Does your boss tell you, "If you can't measure it, you can't manage it?" One of the reasons usability doesn't mesh with business at some companies is that it can be difficult to quantify the benefits of good usability. In response, usability gurus have spilled barrels of virtual ink trying to transform usability's qualitative nature into something closer to Six Sigma. One hundred percent ROI on average, they trumpet!
I find these arguments don't survive examination. Face it, websites differ so much in their audiences, tasks and business models that it seems ridiculous to average out their usability ROI. Now, there are all kinds of metrics to quote related to usability, such as time on task, task completion rate, and user satisfaction. However, only rarely can these metrics can be generalized, or compared directly across product lines.
In addition, many companies (especially those where usability is new) are not interested in running careful studies and analysis that exclude all other factors.

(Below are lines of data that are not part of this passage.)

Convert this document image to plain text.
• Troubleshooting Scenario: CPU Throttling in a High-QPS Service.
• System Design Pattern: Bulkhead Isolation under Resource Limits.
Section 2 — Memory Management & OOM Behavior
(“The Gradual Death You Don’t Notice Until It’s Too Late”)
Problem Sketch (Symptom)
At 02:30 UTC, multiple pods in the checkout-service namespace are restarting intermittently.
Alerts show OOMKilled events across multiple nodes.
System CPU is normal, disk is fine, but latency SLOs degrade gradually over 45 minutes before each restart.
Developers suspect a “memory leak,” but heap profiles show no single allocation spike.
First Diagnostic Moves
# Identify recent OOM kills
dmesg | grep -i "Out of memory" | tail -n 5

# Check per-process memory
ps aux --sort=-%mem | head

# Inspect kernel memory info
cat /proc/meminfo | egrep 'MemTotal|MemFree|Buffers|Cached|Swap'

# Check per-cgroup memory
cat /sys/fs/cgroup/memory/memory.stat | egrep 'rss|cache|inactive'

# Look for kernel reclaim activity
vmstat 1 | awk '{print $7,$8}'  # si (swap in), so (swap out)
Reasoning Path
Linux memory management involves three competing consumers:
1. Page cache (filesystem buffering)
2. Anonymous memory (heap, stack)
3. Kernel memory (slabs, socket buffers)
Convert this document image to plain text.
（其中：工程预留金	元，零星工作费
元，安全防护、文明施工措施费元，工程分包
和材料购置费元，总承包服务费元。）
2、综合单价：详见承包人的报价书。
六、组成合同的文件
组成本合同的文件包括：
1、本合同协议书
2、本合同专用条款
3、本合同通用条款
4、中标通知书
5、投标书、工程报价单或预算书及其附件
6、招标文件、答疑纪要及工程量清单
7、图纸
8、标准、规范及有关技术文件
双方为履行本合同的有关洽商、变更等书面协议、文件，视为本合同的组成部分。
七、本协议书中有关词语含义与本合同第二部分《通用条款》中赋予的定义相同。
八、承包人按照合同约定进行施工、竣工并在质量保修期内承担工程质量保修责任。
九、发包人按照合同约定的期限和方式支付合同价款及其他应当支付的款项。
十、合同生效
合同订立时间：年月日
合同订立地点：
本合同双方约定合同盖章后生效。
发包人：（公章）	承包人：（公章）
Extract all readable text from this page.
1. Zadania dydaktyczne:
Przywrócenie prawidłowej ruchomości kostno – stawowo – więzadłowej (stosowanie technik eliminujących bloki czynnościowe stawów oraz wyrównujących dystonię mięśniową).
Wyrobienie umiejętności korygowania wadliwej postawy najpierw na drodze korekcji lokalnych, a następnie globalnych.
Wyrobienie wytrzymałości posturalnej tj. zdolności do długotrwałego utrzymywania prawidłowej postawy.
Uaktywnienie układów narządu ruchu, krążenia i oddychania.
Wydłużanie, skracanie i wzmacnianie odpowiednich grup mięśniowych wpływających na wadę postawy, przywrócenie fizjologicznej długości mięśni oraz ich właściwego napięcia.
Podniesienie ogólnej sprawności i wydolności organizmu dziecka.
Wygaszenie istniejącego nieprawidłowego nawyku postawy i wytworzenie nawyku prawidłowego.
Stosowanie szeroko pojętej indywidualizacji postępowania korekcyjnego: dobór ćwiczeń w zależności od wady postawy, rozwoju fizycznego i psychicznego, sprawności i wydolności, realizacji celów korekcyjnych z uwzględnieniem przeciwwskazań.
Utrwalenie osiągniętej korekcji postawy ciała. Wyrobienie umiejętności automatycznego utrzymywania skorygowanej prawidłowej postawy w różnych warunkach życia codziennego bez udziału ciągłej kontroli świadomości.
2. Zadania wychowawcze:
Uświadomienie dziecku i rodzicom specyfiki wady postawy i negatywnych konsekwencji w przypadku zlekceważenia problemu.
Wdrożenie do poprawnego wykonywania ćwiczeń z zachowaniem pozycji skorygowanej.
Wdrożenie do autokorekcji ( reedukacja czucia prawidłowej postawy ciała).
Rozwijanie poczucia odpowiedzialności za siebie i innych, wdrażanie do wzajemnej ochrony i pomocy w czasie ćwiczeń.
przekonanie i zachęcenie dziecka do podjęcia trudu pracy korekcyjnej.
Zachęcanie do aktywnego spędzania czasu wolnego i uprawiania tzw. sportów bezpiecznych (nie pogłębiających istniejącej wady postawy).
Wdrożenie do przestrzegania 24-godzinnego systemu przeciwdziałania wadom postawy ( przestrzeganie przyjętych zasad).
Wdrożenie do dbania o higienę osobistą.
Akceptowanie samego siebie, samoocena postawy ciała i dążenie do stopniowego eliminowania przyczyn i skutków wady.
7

So often, a usability professional must contend with vectors like content updates, marketing spend and seasonal differences all contributing to a before / after analysis.
I have mixed feelings about usability ROI. If your higher-ups insist on you proving it, chances are they're already biased against funding usability. There's better return on your time by emphasizing qualitative benefits along with the numbers:
- Positive customer experiences strengthen your brand.
- Having a usability group helps sales and marketing promote products.
- Don't forget user experience: the overall delightful quality of the user's involvement with your company, offline and on, transcends narrow usability metrics.